Başkan bulmak için 2 kere kongre yaptı, anahtar kayyuma gitmesin diye Mutlu Altuğ göreve ittirildi. Yine transfer yasağına girdi, bu kez açamadı... ‘Puanlarım silinecek’ diye yüreği hopladı... Gelirleri temlikli, icra memurları cirit atıyor... Mecburiyetten altyapı patentli gençlerine sarıldı... İkisi hariç iyi niyetli eskilerinden medet umdu... Ve ardıdan, “Allah Allah” dedirten sonuçlar... Kazandı Karşıyaka... Maçlarını kazandı, gençlerini kazandı, altyapısını kazandı, özgüven kazandı, itibar kazandı... Yıllar sonra baştacı edilecek evlatlar kazandı... Ve 3 Kasım krizi... Peşinat almamış, taksidi ödenmemiş, primleri verilmiş evlatlar, “Baba para” dedi, üvey evlat oldu... Yazının gişinde belirttiğim sebeblerden küçük düşmeyen KSK’yi, canla başla ayakta tutan gencecik adamlar, 1-2 idmana çıkmayarak küçük düşürdü. İdman boykotu elbette kabul edilemez, cezasız kalamaz... Ama evlatlıktan reddetmek de ne? Ne yaptı da KSK’yi küçük düşürdü Ali Say... Çok mu gol attı, fazla mı asist yaptı... Yoksa sponsor mu bulmalıydı?.. Battal peşinatları, Ali Kemal primleri mi ödemeliydi... Bu çocukları üvey evlat ilan etmen hata ama... Sözüm sana değil Mutlu Başkan... Sen ateşten gömleği giyerken de, üzerinde onunla yol alırken de defalarca bugünlerin geleceğini söyledin... Hepi topu 50-60 bin TL yüzünden yaşandı tüm bunlar... Sözüm; seni bu işe itenlere, KSK’yi küçük düşüren sözde babalara...
Alma mazlumun ahını
ÇIKAR ALELACELE!
Altay için geçen sezon “Amatöre düşer” dediler... “Ben düşürmem” dedi bir cengaver... ‘Para’ konuşmadı, ‘Kadrom zayıf’ diye ağlamadı, adı sanı duyulmamış çocuklarla ayakta tuttu koca çınarı... Transferin önü açıldı, ekibine usta ayaklar katıldı, 3 haftada 7 puanla lider de yaptı Altay’ı... Ödülü... Kovuldu Serdar Sabuncu... Akhisar’a tarihinin en iyi sezonunu yaşattı, en yüksek derecesini yaptırdı, Avrupa kapılarına dayattı Cihat Arslan... 2016-17’ye Kayseri deplasman galibiyetiyle başladı, ilk yenilgide bileti kesildi. Yenildiği takım Galatasaray’dı... Bugün... Sabuncu’dan sonraki 9 maçta iki teknik adamın daha celladı olan Altay, 1 maçı eksik liderden 9 puan geride, play-off hattının bile dışında... Akhisar, 10. haftada 3’ünü Arslan’ın bıraktığı 9 puanla sondan 2’nci sırada. Boşa dememişler... Alma mazlumun ahını...

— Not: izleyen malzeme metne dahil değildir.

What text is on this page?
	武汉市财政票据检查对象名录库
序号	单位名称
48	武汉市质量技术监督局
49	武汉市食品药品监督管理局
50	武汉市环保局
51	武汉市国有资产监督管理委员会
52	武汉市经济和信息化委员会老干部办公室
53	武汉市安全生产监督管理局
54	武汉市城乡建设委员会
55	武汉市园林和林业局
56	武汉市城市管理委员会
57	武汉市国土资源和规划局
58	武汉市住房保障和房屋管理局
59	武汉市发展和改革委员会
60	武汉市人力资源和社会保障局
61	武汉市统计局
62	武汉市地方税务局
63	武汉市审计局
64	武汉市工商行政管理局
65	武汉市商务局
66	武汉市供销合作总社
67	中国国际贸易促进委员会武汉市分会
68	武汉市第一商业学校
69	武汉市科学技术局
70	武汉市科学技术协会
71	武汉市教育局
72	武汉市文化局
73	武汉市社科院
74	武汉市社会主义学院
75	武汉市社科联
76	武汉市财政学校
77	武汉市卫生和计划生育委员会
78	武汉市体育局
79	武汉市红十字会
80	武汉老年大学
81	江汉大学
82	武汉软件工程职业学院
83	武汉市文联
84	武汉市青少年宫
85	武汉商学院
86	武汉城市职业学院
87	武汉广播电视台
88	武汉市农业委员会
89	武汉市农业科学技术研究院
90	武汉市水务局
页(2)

Sağlıklı ve sözünün eri yönetim yapısı, başarıya aç Hamza Hamzaoğlu’nun enerjisi, özenle seçilmiş, ‘Az veren candan’ mantığıyla mutlu edilmiş futbolcu grubu, sadece 12’nci adamlığı görev edinen gönülden bağlı taraftar topluluğu... Bunlardı Ege’nin güçlü ilçesi Akhisar’ı, 1. Lig’in şampiyonu, bölgenin Süper Lig’deki nazar boncuğu yapan...
Ardından sürekli ve yürekli yükseliş...
Gekas’la, Niasse’la, Uğur’la, Güray’la, Bilal’le, Vaz Te’yle ve de Rodallega’yla renklenen birbirinden güzel yıllar...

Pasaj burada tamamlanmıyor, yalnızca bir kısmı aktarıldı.